El rayo rebotó hacia atrás con tal fuerza que puso las pletinas de hierro al rojo vivo y prendieron mecha en la techumbre. Entonces se le dio todo el mérito en la minimización de daños al arquitecto. «Su pericia limitó la carga de agua sobre las bóvedas y evitó un derrumbe», rememora González.
Pero no fue exactamente así. Ayer todo León se miraba en el espejo de París y los recuerdos de los más mayores buscaron un apellido: la saga de los canteros Seoane. «Nuestro padre salvó a la catedral», reclama con orgullo delante de la fachada principal José Andrés Seoane. Su progenitor -cantero mayor y restaurador- y toda la familia han rehabilitado todas las catedrales del norte de España. Las autoridades pusieron en las labores de extinción a José Andrés padre al frente de los bomberos. Conocía cada palmo. Subió arriba y les dijo dónde echar agua y algo de espuma, y hasta cuándo. «León está hecho con toba. Pesa menos, pero es una piedra porosa y con el agua hincha. ¡Pudo caer entera con el peso!», resume José Andrés hijo. La techumbre ardió tres días, pero los daños no pasaron de ahí. Después, Seoane recibió la Orden de Alfonso X el Sabio.
Hoy, Mario González es el gestor que debe vigilar para que no se repita. «Nos dimos cuenta de que el uso del agua podía ser contraproducente. De todas formas, en León se puso una cubierta metálica hace ocho años. No existen los riesgos de París», concluye. Además, el pararrayos se cambió por «el más moderno del mercado».
Tampoco queda madera en Burgos, la otra gran seña del gótico flamígero y «hermana menor» de Notre Dame, aunque en el diseño inicial se hizo una cubierta plana en lugar de inclinada como la francesa. «Apenas nos queda madera, salvo unas vigas originales que no se pudieron retirar al remodelar la cubierta», explica su arquitecto restaurador, Miguel Ángel Ortega. Entre 1965 y 1980, el hormigón y el hierro acabaron con los vestigios orgánicos, «un auténtico bosque restaurado», recuerda el presidente del Comité Asesor de la Fundación VIII Centenario (se celebra en 2021), René Payo.
«Lo de Notre Dame aquí es impensable», resume también el delegado diocesano de Patrimonio burgalés, Juan Álvarez. No solo se han eliminado los riesgos eléctricos en los retablos y policromías (única madera interior del templo). Hay incluso el más moderno sistema de detección y extinción por gas (Inergen) junto a la Sala Capitular. Saltaría de forma automática en caso de siniestro. «Allí hay un techo mudéjar, incunables de gran valor, y es el lugar donde trabajan los investigadores», advierte el fabriquero de la factoría burgalesa, Víctor Ochotorena.

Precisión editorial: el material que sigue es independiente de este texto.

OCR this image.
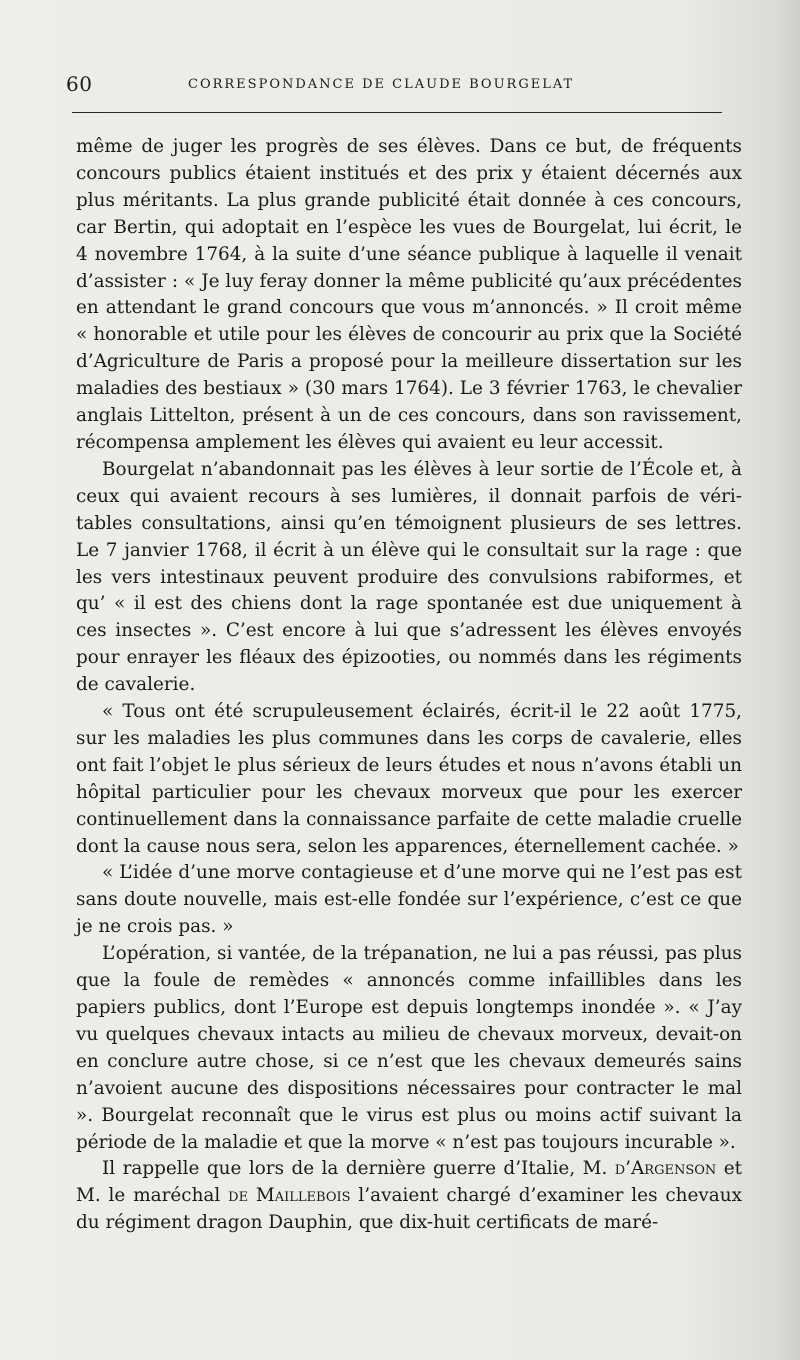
60	CORRESPONDANCE DE CLAUDE BOURGELAT

même de juger les progrès de ses élèves. Dans ce but, de fréquents concours publics étaient institués et des prix y étaient décernés aux plus méritants. La plus grande publicité était donnée à ces concours, car Bertin, qui adoptait en l’espèce les vues de Bourgelat, lui écrit, le 4 novembre 1764, à la suite d’une séance publique à laquelle il venait d’assister : « Je luy feray donner la même publicité qu’aux précédentes en attendant le grand concours que vous m’annoncés. » Il croit même « honorable et utile pour les élèves de concourir au prix que la Société d’Agriculture de Paris a proposé pour la meilleure dissertation sur les maladies des bestiaux » (30 mars 1764). Le 3 février 1763, le chevalier anglais Littelton, présent à un de ces concours, dans son ravissement, récompensa amplement les élèves qui avaient eu leur accessit.

Bourgelat n’abandonnait pas les élèves à leur sortie de l’École et, à ceux qui avaient recours à ses lumières, il donnait parfois de véritables consultations, ainsi qu’en témoignent plusieurs de ses lettres. Le 7 janvier 1768, il écrit à un élève qui le consultait sur la rage : que les vers intestinaux peuvent produire des convulsions rabiformes, et qu’ « il est des chiens dont la rage spontanée est due uniquement à ces insectes ». C’est encore à lui que s’adressent les élèves envoyés pour enrayer les fléaux des épizooties, ou nommés dans les régiments de cavalerie.

« Tous ont été scrupuleusement éclairés, écrit-il le 22 août 1775, sur les maladies les plus communes dans les corps de cavalerie, elles ont fait l’objet le plus sérieux de leurs études et nous n’avons établi un hôpital particulier pour les chevaux morveux que pour les exercer continuellement dans la connaissance parfaite de cette maladie cruelle dont la cause nous sera, selon les apparences, éternellement cachée. »

« L’idée d’une morve contagieuse et d’une morve qui ne l’est pas est sans doute nouvelle, mais est-elle fondée sur l’expérience, c’est ce que je ne crois pas. »

L’opération, si vantée, de la trépanation, ne lui a pas réussi, pas plus que la foule de remèdes « annoncés comme infaillibles dans les papiers publics, dont l’Europe est depuis longtemps inondée ». « J’ay vu quelques chevaux intacts au milieu de chevaux morveux, devait-on en conclure autre chose, si ce n’est que les chevaux demeurés sains n’avoient aucune des dispositions nécessaires pour contracter le mal ». Bourgelat reconnaît que le virus est plus ou moins actif suivant la période de la maladie et que la morve « n’est pas toujours incurable ».

Il rappelle que lors de la dernière guerre d’Italie, M. d’Argenson et M. le maréchal de Maillebois l’avaient chargé d’examiner les chevaux du régiment dragon Dauphin, que dix-huit certificats de maré-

Burgos es un caso único de restauración integral a punto de concluir. Se han dedicado 35 años y 40 millones de euros a limpiarla por dentro y por fuera. Pero tampoco ha esquivado los siniestros. En 1975 se desplomó el tejado sobre la capilla de Santa Tecla. «Era todo de madera y las cabezas de las vigas se habían podrido y se bajaban. Fue entonces cuando se empezó con los techos metálicos», rememora el anterior fabriquero y también aparejador, Agustín Lázaro.

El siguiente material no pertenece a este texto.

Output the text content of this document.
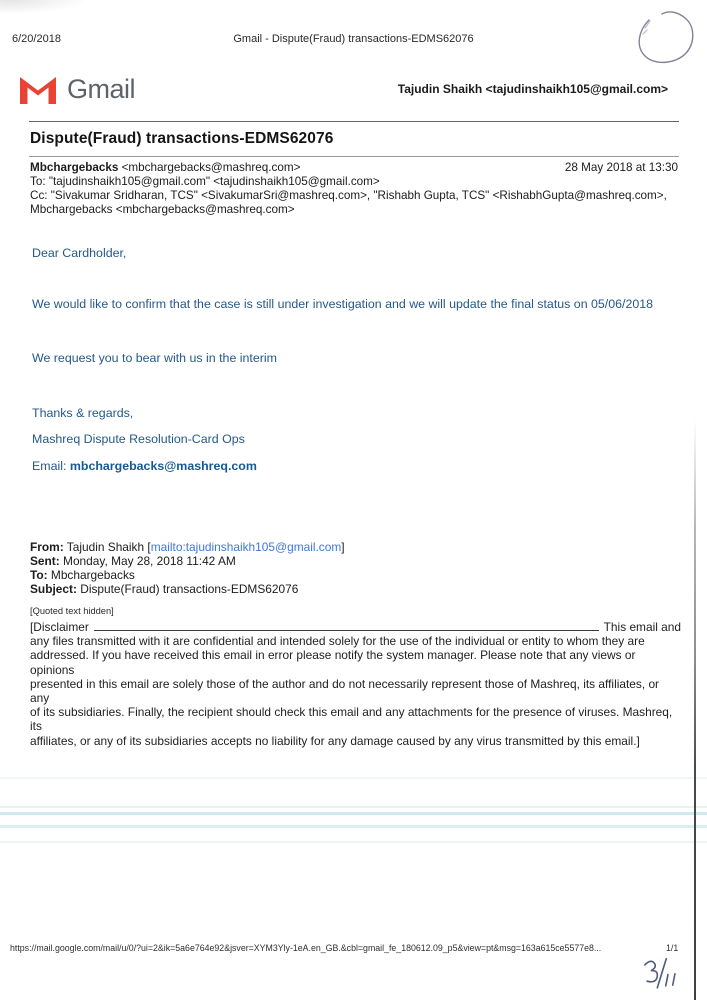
6/20/2018	Gmail - Dispute(Fraud) transactions-EDMS62076
Gmail	Tajudin Shaikh <tajudinshaikh105@gmail.com>
Dispute(Fraud) transactions-EDMS62076
Mbchargebacks <mbchargebacks@mashreq.com>	28 May 2018 at 13:30
To: "tajudinshaikh105@gmail.com" <tajudinshaikh105@gmail.com>
Cc: "Sivakumar Sridharan, TCS" <SivakumarSri@mashreq.com>, "Rishabh Gupta, TCS" <RishabhGupta@mashreq.com>,
Mbchargebacks <mbchargebacks@mashreq.com>
Dear Cardholder,
We would like to confirm that the case is still under investigation and we will update the final status on 05/06/2018
We request you to bear with us in the interim
Thanks & regards,
Mashreq Dispute Resolution-Card Ops
Email: mbchargebacks@mashreq.com
From: Tajudin Shaikh [mailto:tajudinshaikh105@gmail.com]
Sent: Monday, May 28, 2018 11:42 AM
To: Mbchargebacks
Subject: Dispute(Fraud) transactions-EDMS62076
[Quoted text hidden]
[Disclaimer	This email and
any files transmitted with it are confidential and intended solely for the use of the individual or entity to whom they are
addressed. If you have received this email in error please notify the system manager. Please note that any views or opinions
presented in this email are solely those of the author and do not necessarily represent those of Mashreq, its affiliates, or any
of its subsidiaries. Finally, the recipient should check this email and any attachments for the presence of viruses. Mashreq, its
affiliates, or any of its subsidiaries accepts no liability for any damage caused by any virus transmitted by this email.]
https://mail.google.com/mail/u/0/?ui=2&ik=5a6e764e92&jsver=XYM3Yly-1eA.en_GB.&cbl=gmail_fe_180612.09_p5&view=pt&msg=163a615ce5577e8...	1/1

En 1994, una de sus 400 figuras, la de San Lorenzo (500 kilos de peso), se desplomó de su peana sobre la plaza de Santa María. No hubo víctimas. «Una catedral es un patrimonio inacabado. Siempre están en obras. Sufren terremotos, incendios y guerras. Pero todas han sobrevivido. Notre Dame también lo logrará», reflexiona el catedrático de Historia del Arte René Payo.